I can see why some might appreciate the simplicity of the base system and the design of pkgsrc but the former seems to be more in line with OpenBSD than NetBSD and its legacy cruft.

I used NetBSD for my senior project (I graduated from college last year). We were trying to port the XFS file system to it. We didn't come close to a usable product but I gained a good amount of appreciation for operating system work and NetBSD which I otherwise wouldn't have gotten. The docs are good, the system feels unified (much more so than Linux ever will), and NetBSD+ctwm runs great on my 2009 Thinkpad (and the built-in wifi even works).

But if it weren't for a professor at my college who had been using it for 20 years, I'm not sure I ever would have touched it.

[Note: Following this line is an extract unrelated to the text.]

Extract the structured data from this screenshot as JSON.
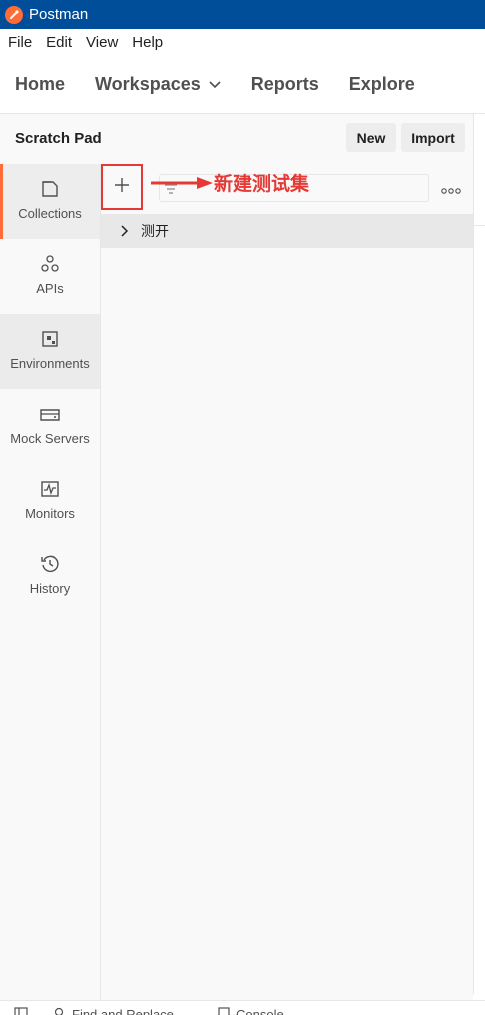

The goal of "ultimate portability" was great in the 90s and early 2000s, but nowadays we only really use x86-64 and ARM64. What else is there that sets NetBSD apart?

>we only really use x86-64 and ARM64. What else is there that sets NetBSD apart?

Who is "we"? In Space/Air-Domain Spark and PowerPC's are big...and netbsd too ;) Mips and Loongson are also a thing.

> What else is there that sets NetBSD apart?

NetBSD is the continuation of 4.4BSD, or in other words the closest thing to the original Unix that you can run.

Unlike FreeBSD, they still support the original architectures like VAX. Unlike OpenBSD, they haven't deprecated entire subsystems, you could still mount V7 filesystems while listening to music on your bluetooth headset, on the same system.

If you want clean code and a small, performant, traditional Unix working on legacy, embedded and cutting edge hardware, this may be for you.

Those who are after Docker, Ansible, BtrFS and K8S running on powerful AMD64 box will probably find Linux a more suitable option.

I remember reading years ago on dragonfly BSD blog about how they wish BSD and Linux was closer together if not even interoperable with each other.

I always felt that, that could be Netbsd unique feature, which to my knowledge is something they have some tools out (pkgsrc and their unique kernel) but seems to still wishing to be mostly compatibility focused.